I'd also highly recommend the redbook (readings in databases) which is by several luminaries in the database world including Peter Bailis, Joe Hellerstein, and Michael Stonebraker. They also updated it in recent years to ensure it was up to date for the latest research on databases as well - http://www.redbook.io/
IBM has a division which produces technical books based on internal staff, business partner and client contributions. They've been doing this for quite a long time (I participated in one almost 20 years ago). Historically they had red covers and so to this day they are called the Redbooks. http://www.redbooks.ibm.com
In civil engineering, all construction contracts are usually based on FIDIC's Red Book. This way, everybody is used to a standard contract, from lawyers to judges, in whatever jurisdiction, nationally or internationally...
My Ph.D. advisor gave me his copy when I was just getting started with my thesis, almost twenty years ago. I remember spending 6-7 very intense weeks with it. It gave me most of the mathematical/logical background specific to databases I needed to finish what was primarily a DB focused dissertation. I kept coming back to it all through my studies and later.
If you ever need to design a logically sound query processor/optimizer and/or data storage layer, this is a book you should study.
It still sits on my bookshelf, waiting for the student whose interest in databases is deeper than dujourDB, so that I can pass it down to them.
Mostly bioinformatics these days.
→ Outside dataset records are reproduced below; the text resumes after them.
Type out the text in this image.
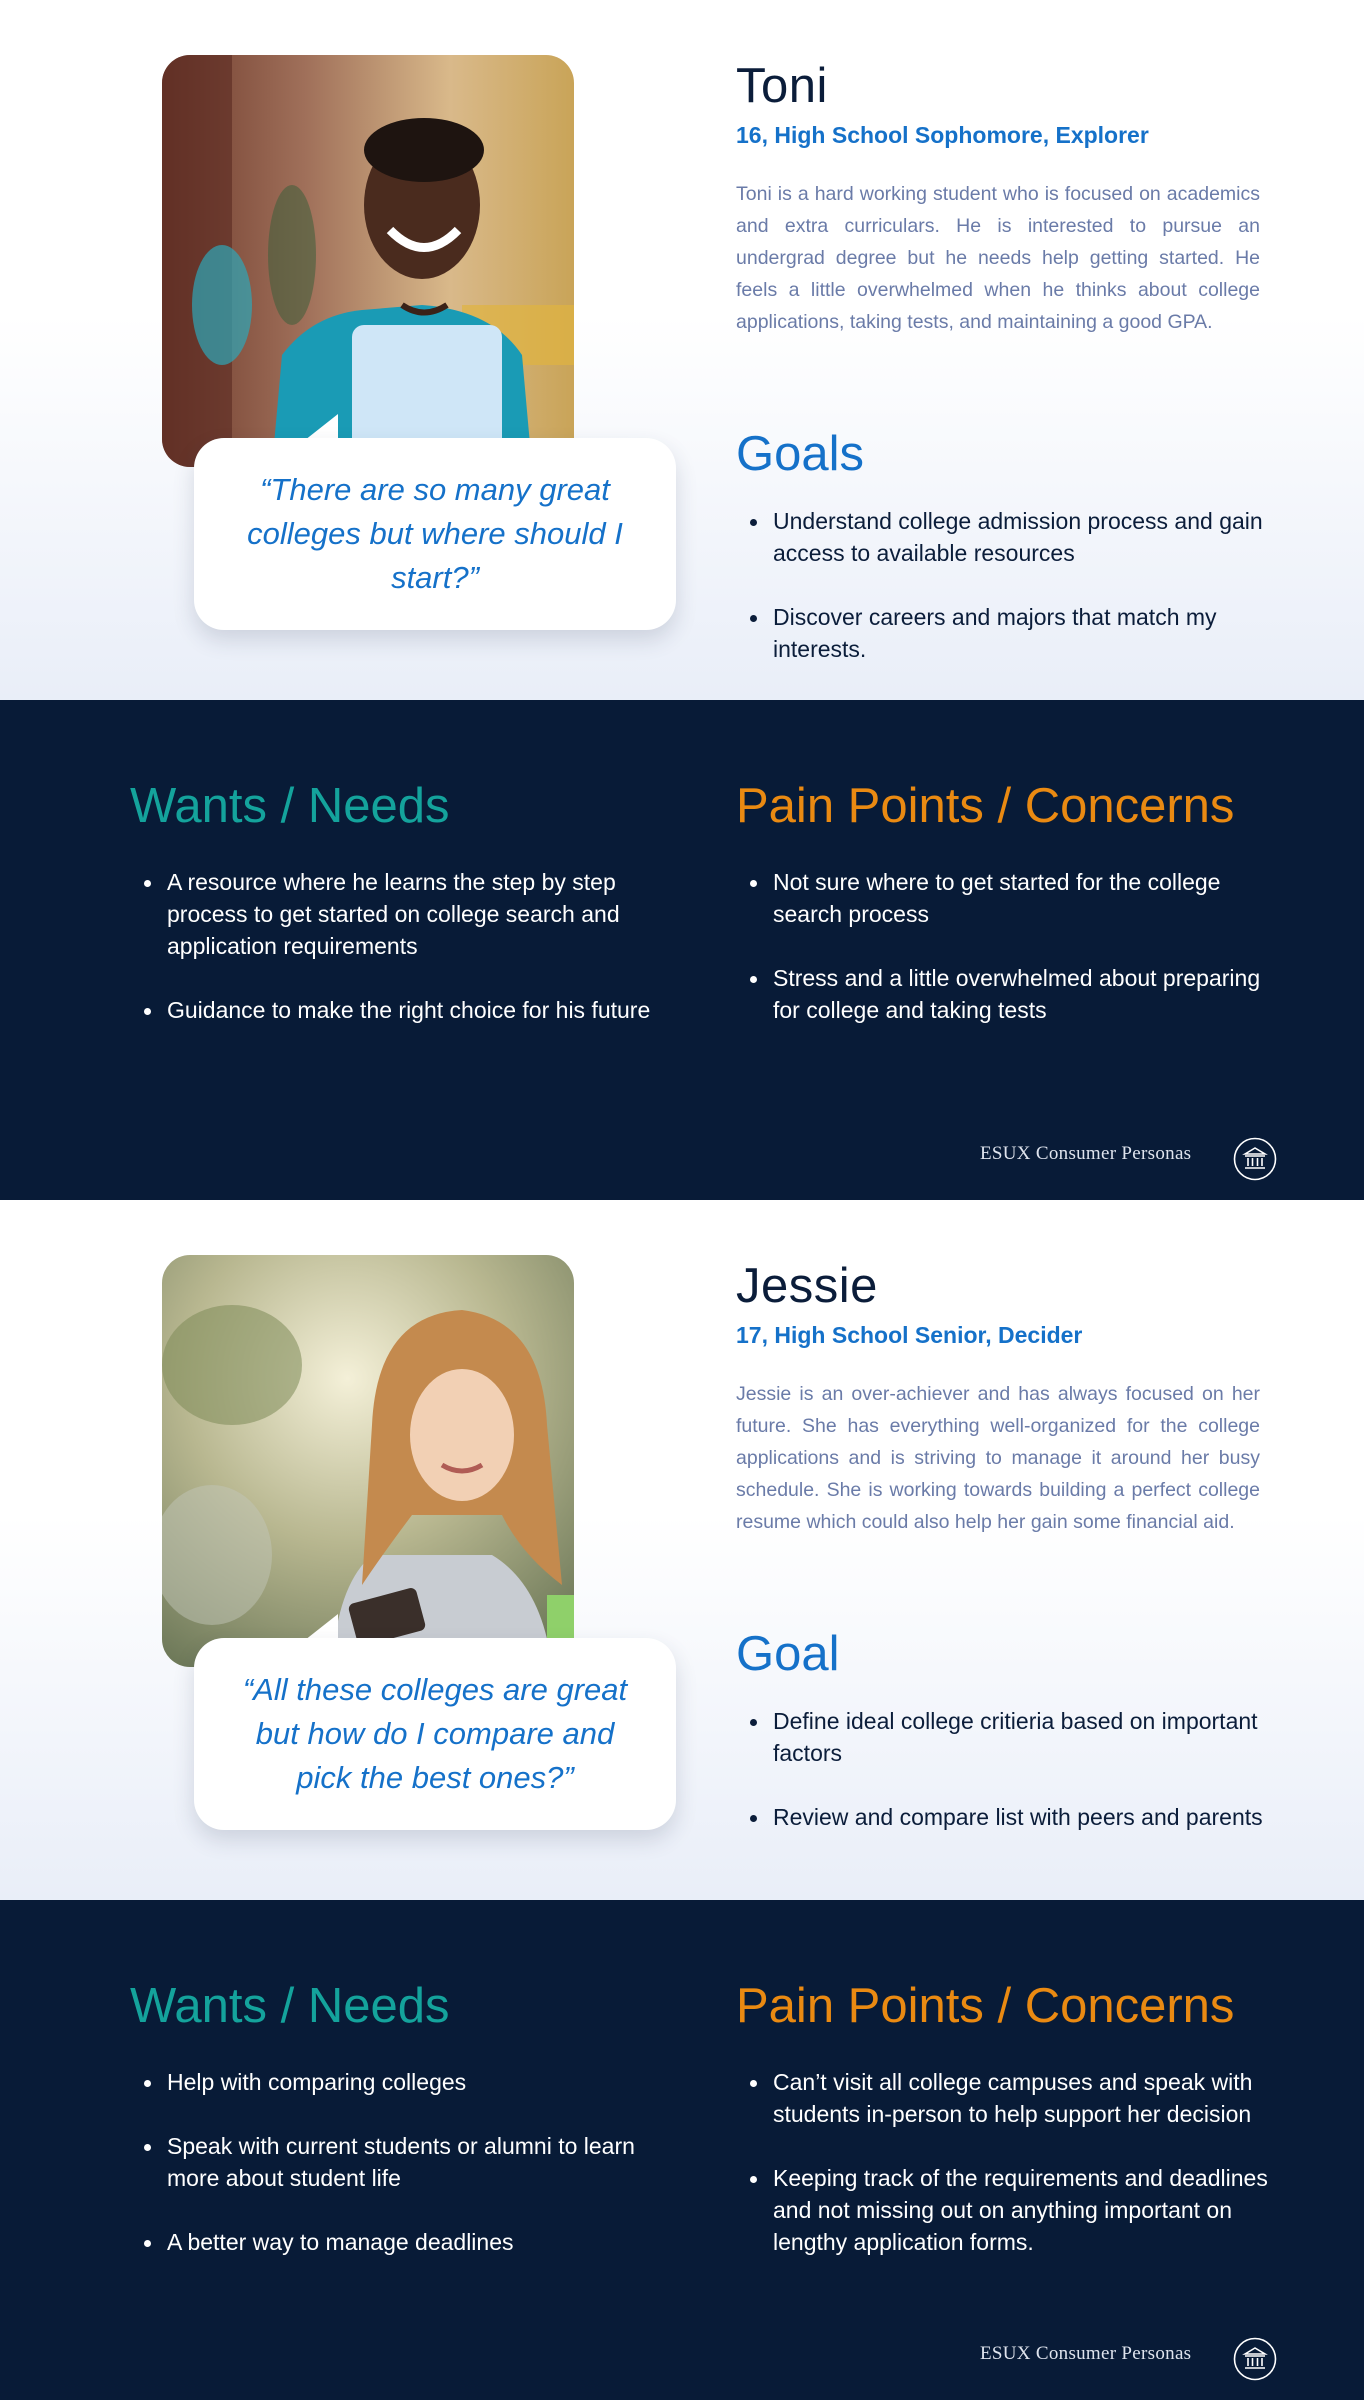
“There are so many great colleges but where should I start?”

Toni
16, High School Sophomore, Explorer

Toni is a hard working student who is focused on academics and extra curriculars. He is interested to pursue an undergrad degree but he needs help getting started. He feels a little overwhelmed when he thinks about college applications, taking tests, and maintaining a good GPA.

Goals
Understand college admission process and gain access to available resources
Discover careers and majors that match my interests.
Wants / Needs
A resource where he learns the step by step process to get started on college search and application requirements
Guidance to make the right choice for his future
Pain Points / Concerns
Not sure where to get started for the college search process
Stress and a little overwhelmed about preparing for college and taking tests
ESUX Consumer Personas

“All these colleges are great but how do I compare and pick the best ones?”

Jessie
17, High School Senior, Decider

Jessie is an over-achiever and has always focused on her future. She has everything well-organized for the college applications and is striving to manage it around her busy schedule. She is working towards building a perfect college resume which could also help her gain some financial aid.

Goal
Define ideal college critieria based on important factors
Review and compare list with peers and parents
Wants / Needs
Help with comparing colleges
Speak with current students or alumni to learn more about student life
A better way to manage deadlines
Pain Points / Concerns
Can’t visit all college campuses and speak with students in-person to help support her decision
Keeping track of the requirements and deadlines and not missing out on anything important on lengthy application forms.
ESUX Consumer Personas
I’m in academia, and have been virtually all my career, so I can’t really speak to whether a Ph.D. is worth it in industry.
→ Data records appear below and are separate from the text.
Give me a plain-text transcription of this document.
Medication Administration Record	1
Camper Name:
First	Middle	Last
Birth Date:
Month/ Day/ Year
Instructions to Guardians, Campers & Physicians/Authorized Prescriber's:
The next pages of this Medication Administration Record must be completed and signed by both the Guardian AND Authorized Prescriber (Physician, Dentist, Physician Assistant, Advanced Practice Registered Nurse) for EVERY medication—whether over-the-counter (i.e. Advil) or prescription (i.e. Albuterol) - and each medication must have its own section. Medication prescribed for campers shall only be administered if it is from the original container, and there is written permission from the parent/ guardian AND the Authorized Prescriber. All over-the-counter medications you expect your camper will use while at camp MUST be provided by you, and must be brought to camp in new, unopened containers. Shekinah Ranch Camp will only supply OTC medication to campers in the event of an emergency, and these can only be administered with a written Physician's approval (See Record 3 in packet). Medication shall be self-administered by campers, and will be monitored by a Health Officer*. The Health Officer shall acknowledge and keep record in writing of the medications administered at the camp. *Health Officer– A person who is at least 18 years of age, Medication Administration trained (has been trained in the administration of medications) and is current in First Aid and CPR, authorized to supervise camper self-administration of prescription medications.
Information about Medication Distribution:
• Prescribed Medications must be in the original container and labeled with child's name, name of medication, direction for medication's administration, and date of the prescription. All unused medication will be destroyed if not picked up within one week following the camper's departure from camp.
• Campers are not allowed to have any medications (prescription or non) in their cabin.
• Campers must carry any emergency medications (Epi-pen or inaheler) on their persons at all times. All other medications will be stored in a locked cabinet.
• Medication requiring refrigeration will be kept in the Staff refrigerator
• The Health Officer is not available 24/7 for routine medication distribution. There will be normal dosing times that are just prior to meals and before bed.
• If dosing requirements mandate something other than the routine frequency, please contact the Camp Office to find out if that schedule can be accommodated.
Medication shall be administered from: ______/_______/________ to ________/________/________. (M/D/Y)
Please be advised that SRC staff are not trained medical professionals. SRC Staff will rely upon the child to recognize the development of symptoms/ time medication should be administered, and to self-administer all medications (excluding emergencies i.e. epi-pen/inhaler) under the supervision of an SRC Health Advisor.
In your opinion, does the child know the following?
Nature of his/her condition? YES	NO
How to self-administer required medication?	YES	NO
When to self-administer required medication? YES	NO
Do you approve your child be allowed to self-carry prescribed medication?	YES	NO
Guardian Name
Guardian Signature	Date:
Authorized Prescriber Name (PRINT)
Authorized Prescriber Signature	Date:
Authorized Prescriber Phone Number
Of all the database theory books I have seen, I found the C.J Date book(An Introduction to Database Systems) to be the most elegant one, though the edition I used attempted to use tutorialD than SQL. What I liked is that it brought out the beauty of relational algebra to the reader with great clarity.
I read it when I started looking at RDBMS after having worked in NoSQL and I clearly recall how excited I was to learn that there is a full fledged system that I could utilize which would get rid of 90% of my code.
I know this term is usually not used when it comes to technical books, but I found it to be quite a page turner!!
I used to think this also. However after diving really deep into OLAP for business reporting over the last 6 months, I find NULL to be the single most powerful idea in SQL. Here’s some use cases for NULL that I find super useful:
COUNT(case when <complex condition> then 1 end) as foo
Count occurrences of complex condition over a row set. Works because COUNT ignores null.
NVL(1/NULLIF(foo, 0), 0)
Protect against division by zero. The expression 1/X is a simple example but this generalizes well. In fact, I’ve come to think that NULL turns any SQL value into a Monadic option type like those used functional languages and Rust.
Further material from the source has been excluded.